Le truc de Rosalía est déjà un fait mondial et le lancement de ‘Lux’ (un album qui sera officiellement parmi nous ce vendredi) a été réchauffé par une série de soirées qui ont commencé la semaine dernière à Mexico et à New York, en route vers 18 autres villes du monde (de Buenos Aires à Tokyo), qui ont accueilli simultanément autant d’événements ce mercredi. Celui de Barcelone a été le plus grand de tous ces « événements d’écoute », avec 900 participants invités sur invitation. Bien que « Lux » suggère une condition spirituelle de Rosalía, elle ne pouvait pas apparaître partout en même temps, et Barcelone était la ville bénie de sa présence. Un événement au cours duquel un adhésif a été appliqué sur la caméra et le microphone des téléphones portables de toutes les personnes présentes afin que ni les images ni le son de l’album, encore inédit sur le marché, ne puissent transcender (bien que des heures auparavant, il ait déjà été divulgué sur Internet).

Écoute liturgique

Dans le cas d’un autre type d’album et de proposition musicale, on pourrait certes parler de fête, mais il ne s’agissait pas tant que d’une audition musicale sereine, avec sa pointe de « performance » énigmatique, au cours de laquelle le public gardait bien à distance ses expansions émotionnelles.

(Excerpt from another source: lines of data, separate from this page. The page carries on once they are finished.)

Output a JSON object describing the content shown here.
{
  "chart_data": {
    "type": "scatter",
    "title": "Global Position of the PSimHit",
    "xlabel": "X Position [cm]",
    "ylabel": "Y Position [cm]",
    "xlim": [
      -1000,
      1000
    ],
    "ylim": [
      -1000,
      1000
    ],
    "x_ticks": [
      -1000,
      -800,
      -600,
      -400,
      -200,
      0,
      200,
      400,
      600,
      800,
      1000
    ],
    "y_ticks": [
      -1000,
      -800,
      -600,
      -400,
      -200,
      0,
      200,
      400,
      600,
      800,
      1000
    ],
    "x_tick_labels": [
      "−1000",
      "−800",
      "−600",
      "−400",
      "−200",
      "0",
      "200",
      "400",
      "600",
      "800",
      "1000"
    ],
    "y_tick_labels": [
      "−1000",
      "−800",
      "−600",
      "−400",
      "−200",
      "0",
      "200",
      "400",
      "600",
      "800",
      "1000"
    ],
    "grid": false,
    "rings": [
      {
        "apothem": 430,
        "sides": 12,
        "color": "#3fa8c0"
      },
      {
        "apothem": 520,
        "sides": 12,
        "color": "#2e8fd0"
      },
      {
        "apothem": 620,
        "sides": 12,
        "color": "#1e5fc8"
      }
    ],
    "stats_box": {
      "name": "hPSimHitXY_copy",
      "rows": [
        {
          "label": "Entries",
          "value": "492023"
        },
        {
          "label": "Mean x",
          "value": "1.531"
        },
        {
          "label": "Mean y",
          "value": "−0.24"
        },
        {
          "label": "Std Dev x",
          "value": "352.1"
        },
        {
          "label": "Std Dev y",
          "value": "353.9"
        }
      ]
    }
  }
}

Public composé du maire Jaume Collboni et du ministre de la Culture, Ernest Urtasun, ainsi que de nombreuses personnalités du monde de la musique, comme David et José Muñoz (Estopa), Sílvia Pérez Cruz, Amaia Romero, Ralphie Choo, Rodrigo Cuevas, Kiki Morente, Guitarricadelafuente, Julieta, Álvaro Soler, Lucas Bun et Samantha Hudson, et d’autres régions, dans le cas de Rossy de Palma, Alexia Putellas, Ona Carbonell, Jordi Évole, Berto Romero, Carmen Machi, Paco León, Judit Mascó et Lola Lolita.

Des vibrations sérieuses et attentives tout au long du voyage à travers les 18 chansons de l’album complet, tandis que le fond projetait les paroles des chansons dans leur version espagnole, traduisant ainsi, le cas échéant, les textes dans les 12 autres langues dans lesquelles Rosalía chante (de sa langue maternelle, le catalan, à l’arabe, l’ukrainien et le sanskrit).

Les premiers applaudissements ont mis du temps à apparaître : c’était au point culminant de « Mio Cristo », lorsque sa voix a atteint des tons aigus avec lesquels il pourrait peut-être briser un verre de cristal. L’ovation est revenue, avec emphase, dans « La perla », cette valse écrasante, pleine de mauvais raisins et de reproches amusants envers un certain ex, vraisemblablement une célébrité égocentrique. « Ne pas parler de lui comme d’une icône », dit Rosalía dans la chanson, c’est tomber dans un « récit réductionniste » impardonnable.

effigie en mouvement

La ‘tracklist’ progresse, alternant ondes symphoniques et interférences électroniques, chœurs célestes et ancrages de la guitare, du piano et des applaudissements flamenco. Tout cela est « Lux », et de nombreuses nuances, couches et touches à déchiffrer sereinement, ou simplement à apprécier. Et Rosalía était toujours là, plantée sur la scène, allongée, changeant de position, assise sur le bord, complètement allongée. Pensait-il aux millions d’heures investies dans chaque mesure, ou essayait-il peut-être de toucher Dieu du bout des doigts ?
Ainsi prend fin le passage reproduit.